Grafik 2: Bankaların TL varlık ve mevduatları
İkinci grafik, 2005-2015 yılları
arasında, bankaların TL kredi, menkul kıymetleri ile TL mevduatlar arasındaki
ilişkiyi gösteriyor. TL olarak verilen kredilerin TL mevduatlara oranı yüzde
70’li seviyelerden yüzde 140’lara çıkmış. Görüldüğü gibi, TL krediler
dağıtılırken, çoğunluğu döviz olan mevduat dışı kaynaklar kullanılıyor.
Kredilerin
yanına bir de TL menkul kıymetlerin toplam TL mevduata oranını eklerseniz olay
biraz daha karışıyor. TL krediler ile TL
menkul kıymetler toplamı TL mevduatın önceleri yüzde 130’u civarında iken artık
yüzde 175’ine yaklaşmış. Bu her 175 liralık kredi+menkul kıymet için sadece 100
liralık TL mevduat kullanıldığı anlamına geliyor. Peki, o zaman bankalar 75 liralık
kaynağı nereden buluyor?
Diğer
bankalardan, para piyasasından borçlanıyorlar. Yani, kredi fonlamasında Merkez
Bankası kaynakları çok önemli rol oynuyor.
Farkındayım
yazımda çok grafik kullandım. Ama resmi biraz daha geniş görmemizi ve uzun
cümleler yerine kısa anlatımlarla konuyu açıklayabilmemi sağlıyorlar.

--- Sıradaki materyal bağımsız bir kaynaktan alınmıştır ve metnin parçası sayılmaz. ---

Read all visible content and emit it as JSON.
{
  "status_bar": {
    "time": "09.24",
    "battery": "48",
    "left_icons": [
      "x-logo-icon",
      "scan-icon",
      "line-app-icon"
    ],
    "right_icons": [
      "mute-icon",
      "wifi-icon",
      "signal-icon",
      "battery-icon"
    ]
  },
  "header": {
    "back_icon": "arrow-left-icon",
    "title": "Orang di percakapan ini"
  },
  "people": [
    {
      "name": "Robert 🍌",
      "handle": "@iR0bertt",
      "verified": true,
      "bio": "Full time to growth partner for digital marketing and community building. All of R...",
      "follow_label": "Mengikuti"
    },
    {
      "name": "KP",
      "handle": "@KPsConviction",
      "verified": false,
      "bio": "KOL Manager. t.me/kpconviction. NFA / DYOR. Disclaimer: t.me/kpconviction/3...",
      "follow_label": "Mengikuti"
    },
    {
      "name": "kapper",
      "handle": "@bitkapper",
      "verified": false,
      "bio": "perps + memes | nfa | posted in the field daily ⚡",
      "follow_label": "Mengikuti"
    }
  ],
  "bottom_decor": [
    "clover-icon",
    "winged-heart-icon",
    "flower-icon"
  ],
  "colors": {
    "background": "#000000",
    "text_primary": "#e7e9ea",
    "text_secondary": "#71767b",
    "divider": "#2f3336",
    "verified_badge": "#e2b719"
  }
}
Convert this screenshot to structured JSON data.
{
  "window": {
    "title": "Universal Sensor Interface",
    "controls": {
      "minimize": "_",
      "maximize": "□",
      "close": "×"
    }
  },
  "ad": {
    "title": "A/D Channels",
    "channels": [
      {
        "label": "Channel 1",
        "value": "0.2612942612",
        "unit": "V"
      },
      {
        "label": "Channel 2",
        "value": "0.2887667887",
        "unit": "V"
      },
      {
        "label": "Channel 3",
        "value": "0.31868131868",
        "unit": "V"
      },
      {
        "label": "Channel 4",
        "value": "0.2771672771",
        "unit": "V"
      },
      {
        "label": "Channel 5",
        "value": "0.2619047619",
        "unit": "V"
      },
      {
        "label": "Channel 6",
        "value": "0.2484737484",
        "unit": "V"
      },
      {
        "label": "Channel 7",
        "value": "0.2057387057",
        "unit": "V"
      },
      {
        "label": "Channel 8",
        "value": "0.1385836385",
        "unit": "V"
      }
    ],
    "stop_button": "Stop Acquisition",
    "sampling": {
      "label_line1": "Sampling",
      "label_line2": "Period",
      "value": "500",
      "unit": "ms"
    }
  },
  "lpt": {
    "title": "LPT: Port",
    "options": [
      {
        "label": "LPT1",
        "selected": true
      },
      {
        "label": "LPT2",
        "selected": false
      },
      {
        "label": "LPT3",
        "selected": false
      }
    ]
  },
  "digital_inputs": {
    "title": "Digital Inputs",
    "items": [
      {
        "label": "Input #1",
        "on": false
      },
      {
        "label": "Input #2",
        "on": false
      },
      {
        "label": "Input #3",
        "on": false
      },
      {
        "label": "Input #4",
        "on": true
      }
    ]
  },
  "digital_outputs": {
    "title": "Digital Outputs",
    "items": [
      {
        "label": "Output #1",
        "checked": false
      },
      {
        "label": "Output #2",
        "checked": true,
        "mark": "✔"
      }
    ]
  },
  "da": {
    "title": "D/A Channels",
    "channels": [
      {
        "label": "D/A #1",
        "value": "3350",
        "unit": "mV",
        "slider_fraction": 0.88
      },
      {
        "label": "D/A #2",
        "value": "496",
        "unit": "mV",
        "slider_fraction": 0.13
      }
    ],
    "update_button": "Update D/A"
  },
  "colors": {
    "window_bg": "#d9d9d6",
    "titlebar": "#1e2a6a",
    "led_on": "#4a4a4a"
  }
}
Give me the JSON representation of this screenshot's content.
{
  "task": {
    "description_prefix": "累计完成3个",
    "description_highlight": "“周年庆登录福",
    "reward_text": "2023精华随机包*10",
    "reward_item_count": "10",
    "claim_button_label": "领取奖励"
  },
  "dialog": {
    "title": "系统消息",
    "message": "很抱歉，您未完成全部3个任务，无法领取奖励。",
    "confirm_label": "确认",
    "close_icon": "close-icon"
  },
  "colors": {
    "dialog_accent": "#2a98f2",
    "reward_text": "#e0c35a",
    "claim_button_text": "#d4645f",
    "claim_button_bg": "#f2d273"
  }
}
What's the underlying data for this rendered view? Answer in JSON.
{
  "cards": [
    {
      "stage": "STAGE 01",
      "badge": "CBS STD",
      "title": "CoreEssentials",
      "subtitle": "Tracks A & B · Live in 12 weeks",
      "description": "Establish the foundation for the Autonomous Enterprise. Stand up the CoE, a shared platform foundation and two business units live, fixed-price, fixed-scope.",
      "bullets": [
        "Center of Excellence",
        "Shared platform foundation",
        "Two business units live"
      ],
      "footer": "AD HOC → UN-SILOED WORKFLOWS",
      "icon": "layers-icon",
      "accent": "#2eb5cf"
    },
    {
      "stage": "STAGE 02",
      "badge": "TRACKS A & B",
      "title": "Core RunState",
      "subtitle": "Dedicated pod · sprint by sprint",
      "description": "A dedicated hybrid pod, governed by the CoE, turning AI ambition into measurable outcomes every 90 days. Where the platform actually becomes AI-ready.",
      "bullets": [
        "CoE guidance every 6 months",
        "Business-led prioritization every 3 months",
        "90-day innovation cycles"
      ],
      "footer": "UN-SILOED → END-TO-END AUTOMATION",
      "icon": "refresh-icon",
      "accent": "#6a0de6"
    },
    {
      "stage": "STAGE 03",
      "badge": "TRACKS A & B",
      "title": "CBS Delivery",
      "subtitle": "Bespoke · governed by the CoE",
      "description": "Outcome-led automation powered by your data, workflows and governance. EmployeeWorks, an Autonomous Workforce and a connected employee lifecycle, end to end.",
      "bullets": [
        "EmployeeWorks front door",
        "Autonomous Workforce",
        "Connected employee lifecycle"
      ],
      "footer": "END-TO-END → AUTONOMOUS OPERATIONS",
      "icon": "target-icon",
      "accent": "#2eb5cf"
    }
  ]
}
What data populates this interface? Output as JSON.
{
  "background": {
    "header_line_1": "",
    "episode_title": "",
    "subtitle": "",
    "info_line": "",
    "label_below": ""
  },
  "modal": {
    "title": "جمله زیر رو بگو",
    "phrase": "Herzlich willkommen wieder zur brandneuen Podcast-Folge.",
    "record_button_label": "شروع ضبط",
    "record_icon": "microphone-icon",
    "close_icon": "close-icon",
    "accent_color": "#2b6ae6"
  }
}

Son grafik toplam mevduatların
içinde ne kadarının TL olduğunu gösteriyor.
Dikkatinizi çekmiştir, bu grafikte de yılbaşından sonra hızlı bir
değişim var. TL Mevduatın toplam içindeki oranı yüzde 63’lerden yüzde 57’lere
düşüyor.
Mevduatın
neredeyse yarısı döviz mevduatı olmuş. Diğer bir deyimle, güven sorunu yaşayan vatandaş
dolara döndükçe bankaların TL kaynakları azalmaya başlamış. Ancak kredi talebi
azalmayınca onlar da gidip, Merkez Bankası da dâhil, diğer fonlama araçlarına
başvurmaya başlamışlar.
Grafik 3: TL mevduatın toplam içindeki payı
Yazdıklarımdan
TCMB’nin yanlış yaptığı gibi bir sonuç çıkmamalı. Kısa vadede,
özellikle hanehalkının ve KOBİ’lerin bu derece borçlu olduğu, büyümenin bunca
hız kestiği bir ortamda yapabileceği çok fazla seçeneği yok.
Ama
orta vadede... Mutlaka ama mutlaka çok
daha fazla geç kalınmadan, dolarizasyonu azaltmak hatta uzun vadede ortadan
kaldırmak için bir şeyler yapılması gerekiyor.
Aksi
takdirde sonumuz, “el atıyla çalım satanlara” benzer.